In our series, the most common isolated SCC malformation is seen in the lateral SCC (patients 6, 15, and 16). In mice, genetic pertubations also most often affect this canal. 5 Mutations in otx1 lead to isolated malformations of the lateral SCC and lateral ampulla. 15 Changes in the prx1/prx2 gene pair lead to aplasia of the lateral SCC and diminished superior and posterior SCCs, 16 and Nkx5-1 mutations preferentially affect the lateral SCC. 2,10 The maxim “embryology recapitulates phylogeny” is a recurring theme in developmental biology. This maxim emphasizes the relationship between a structure's phylogenetic age and its resistance to developmental abnormalities. 16 The lateral SCC is phylogenetically the most recent, as demonstrated by jaw-less vertebrates that exhibit a 2-canal inner ear composed of the anterior (superior) and posterior SCC. 6 This suggests that Nkx5-1, otx1, and prx1/prx2 are responsible for lateral SCC development and their human homologues may be mutated in patients exhibiting this abnormality.
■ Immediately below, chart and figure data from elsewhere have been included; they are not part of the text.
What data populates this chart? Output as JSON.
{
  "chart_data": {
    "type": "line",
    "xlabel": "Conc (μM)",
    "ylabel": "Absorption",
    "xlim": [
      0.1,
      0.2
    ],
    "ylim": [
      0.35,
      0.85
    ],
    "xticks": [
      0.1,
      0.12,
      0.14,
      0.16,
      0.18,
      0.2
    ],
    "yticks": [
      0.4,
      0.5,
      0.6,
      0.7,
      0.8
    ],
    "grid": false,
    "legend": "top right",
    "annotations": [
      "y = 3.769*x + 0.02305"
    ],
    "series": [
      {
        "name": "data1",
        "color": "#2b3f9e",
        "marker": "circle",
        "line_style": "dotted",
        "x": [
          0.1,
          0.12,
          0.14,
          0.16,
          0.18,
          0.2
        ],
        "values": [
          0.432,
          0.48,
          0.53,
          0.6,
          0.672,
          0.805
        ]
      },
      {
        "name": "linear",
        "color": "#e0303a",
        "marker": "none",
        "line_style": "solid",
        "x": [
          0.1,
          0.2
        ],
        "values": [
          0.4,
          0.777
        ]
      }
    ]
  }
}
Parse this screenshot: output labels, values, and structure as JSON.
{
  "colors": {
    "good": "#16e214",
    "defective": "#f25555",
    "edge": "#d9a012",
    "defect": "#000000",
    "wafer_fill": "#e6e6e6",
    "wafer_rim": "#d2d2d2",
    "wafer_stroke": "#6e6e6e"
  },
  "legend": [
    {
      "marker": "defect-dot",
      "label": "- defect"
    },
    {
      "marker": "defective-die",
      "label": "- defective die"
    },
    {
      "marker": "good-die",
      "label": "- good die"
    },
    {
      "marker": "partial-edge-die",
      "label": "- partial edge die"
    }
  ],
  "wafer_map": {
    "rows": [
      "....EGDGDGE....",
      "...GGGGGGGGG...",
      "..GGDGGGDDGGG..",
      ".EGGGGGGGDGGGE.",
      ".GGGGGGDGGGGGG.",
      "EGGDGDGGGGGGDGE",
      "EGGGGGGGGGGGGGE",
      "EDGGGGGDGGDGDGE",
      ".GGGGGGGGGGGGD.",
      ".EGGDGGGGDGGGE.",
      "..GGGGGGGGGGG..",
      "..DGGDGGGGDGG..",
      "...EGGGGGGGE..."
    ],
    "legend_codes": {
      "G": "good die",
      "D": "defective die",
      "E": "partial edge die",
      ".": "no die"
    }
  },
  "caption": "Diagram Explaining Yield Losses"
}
Our series of patients exhibit a wide range of inner ear structural abnormalities. Parallel phenotypes are seen in mice and humans, and as murine phenotypes are translated into human genetics, it will be possible to direct genetic testing of patients with inner ear abnormalities. This will lead to effective genetic counseling for these families. So far, we have had reasonable results with cochlear implantation in these patients, but it is likely that some mutations that result in cochlear nerve abnormalities will not support cochlear implants. For example, mutations in the mouse transcription factor neurogenin-1 results in the failure of development of all inner ear neural elements, including the spiral and vestibular ganglia. 17 Humans with a similar phenotype would undoubtedly fail to respond to cochlear implantation. Specific genetic testing will allow the eventual identification of patients who will and will not benefit from cochlear implantation.